Rizal’s restaurant on Ongpin Street

By Go Bon Juan – The Chinese ancestry of our national hero, Dr. Jose Rizal, and his family is well known. Some people may also know that Rizal’s father had a house on Estraude Street near Juan Luna Street, and his mother lived in a house on San Fernando Street. Both locations are in Binondo, Manila. But did you know that Rizal’s brother and sister once operated a restaurant on Ongpin, which is Chinatown’s main street? A footnote on page 389 in John Foreman’s The Philippines (1906) reads, “Paciano rose to the rank of general before the rebellion ended.”

“. . . Rizal’s brother and sister were keeping [in 1904] the Dimas Alang restaurant, at 62 Calle Sacristia, Binondo [Manila]. It is so named after the pseudonym under which their distinguished brother often wrote patriotic articles.”

Calle Sacristia is the old name of Ongpin Street. It was renamed in 1915 to honor Roman Ongpin.

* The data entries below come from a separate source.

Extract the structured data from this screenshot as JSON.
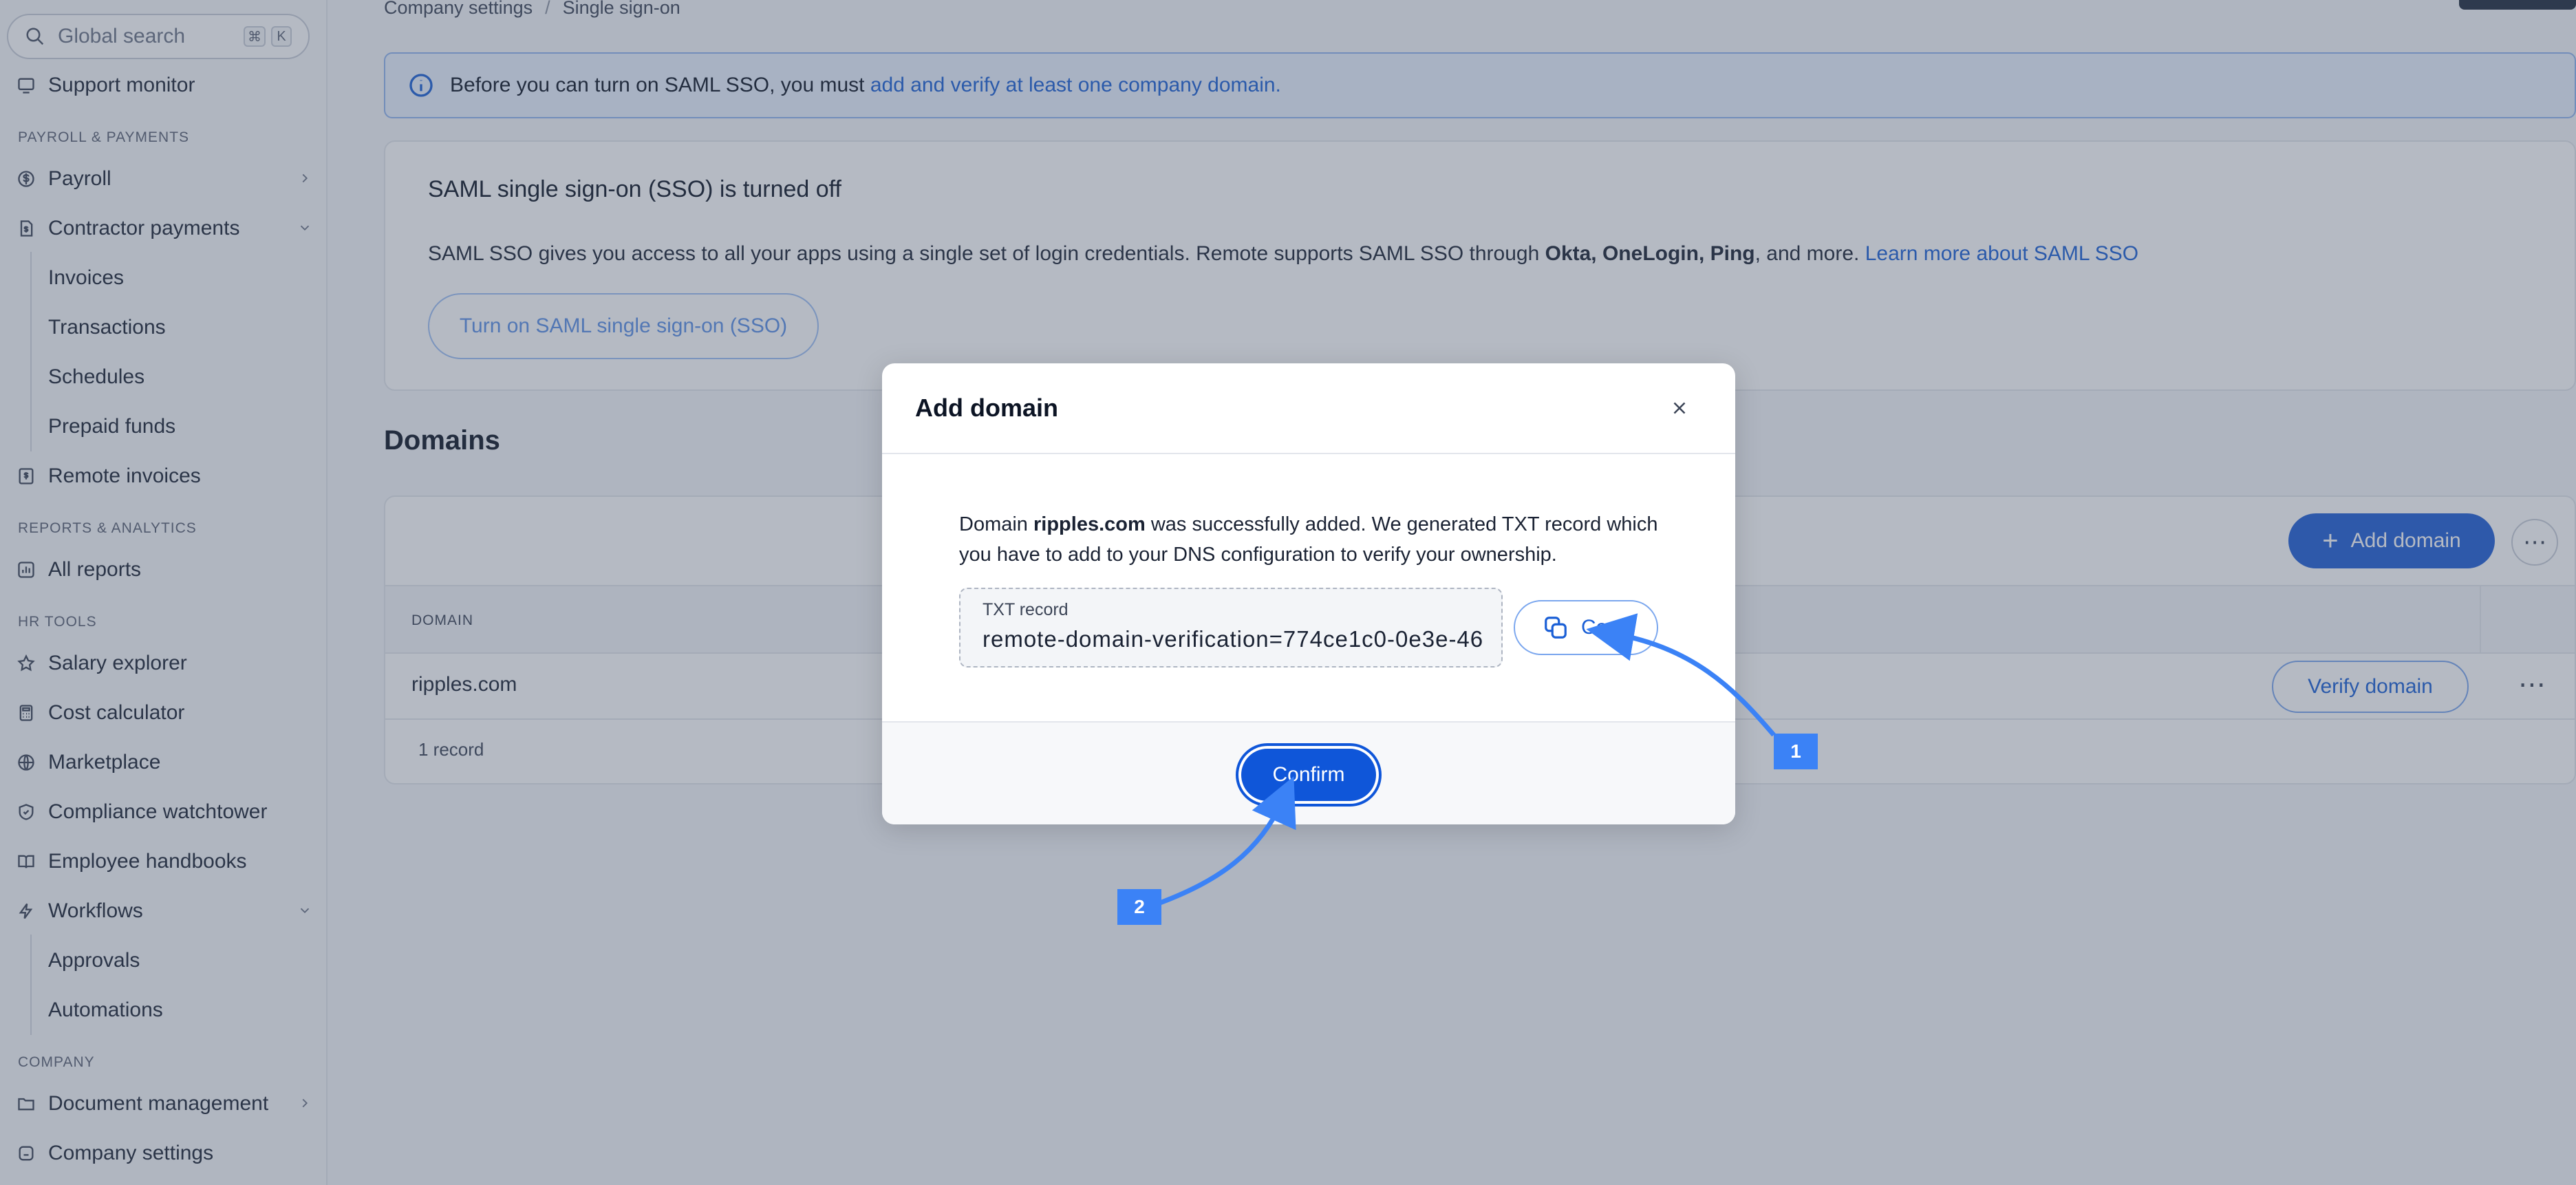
{
  "sidebar": {
    "search_placeholder": "Global search",
    "search_kbd": [
      "⌘",
      "K"
    ],
    "items": {
      "support_monitor": "Support monitor",
      "payroll_section": "PAYROLL & PAYMENTS",
      "payroll": "Payroll",
      "contractor_payments": "Contractor payments",
      "invoices": "Invoices",
      "transactions": "Transactions",
      "schedules": "Schedules",
      "prepaid_funds": "Prepaid funds",
      "remote_invoices": "Remote invoices",
      "reports_section": "REPORTS & ANALYTICS",
      "all_reports": "All reports",
      "hr_section": "HR TOOLS",
      "salary_explorer": "Salary explorer",
      "cost_calculator": "Cost calculator",
      "marketplace": "Marketplace",
      "compliance_watchtower": "Compliance watchtower",
      "employee_handbooks": "Employee handbooks",
      "workflows": "Workflows",
      "approvals": "Approvals",
      "automations": "Automations",
      "company_section": "COMPANY",
      "document_management": "Document management",
      "company_settings": "Company settings"
    }
  },
  "breadcrumb": {
    "parent": "Company settings",
    "separator": "/",
    "current": "Single sign-on"
  },
  "banner": {
    "text": "Before you can turn on SAML SSO, you must ",
    "link": "add and verify at least one company domain."
  },
  "sso": {
    "title": "SAML single sign-on (SSO) is turned off",
    "desc_prefix": "SAML SSO gives you access to all your apps using a single set of login credentials. Remote supports SAML SSO through ",
    "providers": "Okta, OneLogin, Ping",
    "desc_suffix": ", and more. ",
    "learn_more": "Learn more about SAML SSO",
    "button": "Turn on SAML single sign-on (SSO)"
  },
  "domains": {
    "title": "Domains",
    "add_button": "Add domain",
    "more": "⋯",
    "column_domain": "DOMAIN",
    "rows": [
      {
        "domain": "ripples.com",
        "action": "Verify domain"
      }
    ],
    "footer": "1 record"
  },
  "modal": {
    "title": "Add domain",
    "text_prefix": "Domain ",
    "domain": "ripples.com",
    "text_suffix": " was successfully added. We generated TXT record which you have to add to your DNS configuration to verify your ownership.",
    "field_label": "TXT record",
    "field_value": "remote-domain-verification=774ce1c0-0e3e-46",
    "copy_button": "Copy",
    "confirm_button": "Confirm"
  },
  "annotations": {
    "badge_1": "1",
    "badge_2": "2",
    "color": "#3b82f6"
  }
}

According to Witton’s Manila and Philippine Directory 1902, a certain Coien Co. owned and operated a “small shop” at 62 Calle Sacristia in 1902. How and why Paciano Rizal and his sister turned the shop into the Dimas Alang restaurant two years after is not known. There is also no information on how long Rizal’s brother and sister operated Dimas Alang and what happened to it.

We hope to someday locate the site of Dimas Alang restaurant along Ongpin and ask the National Historical Institute to install a marker there.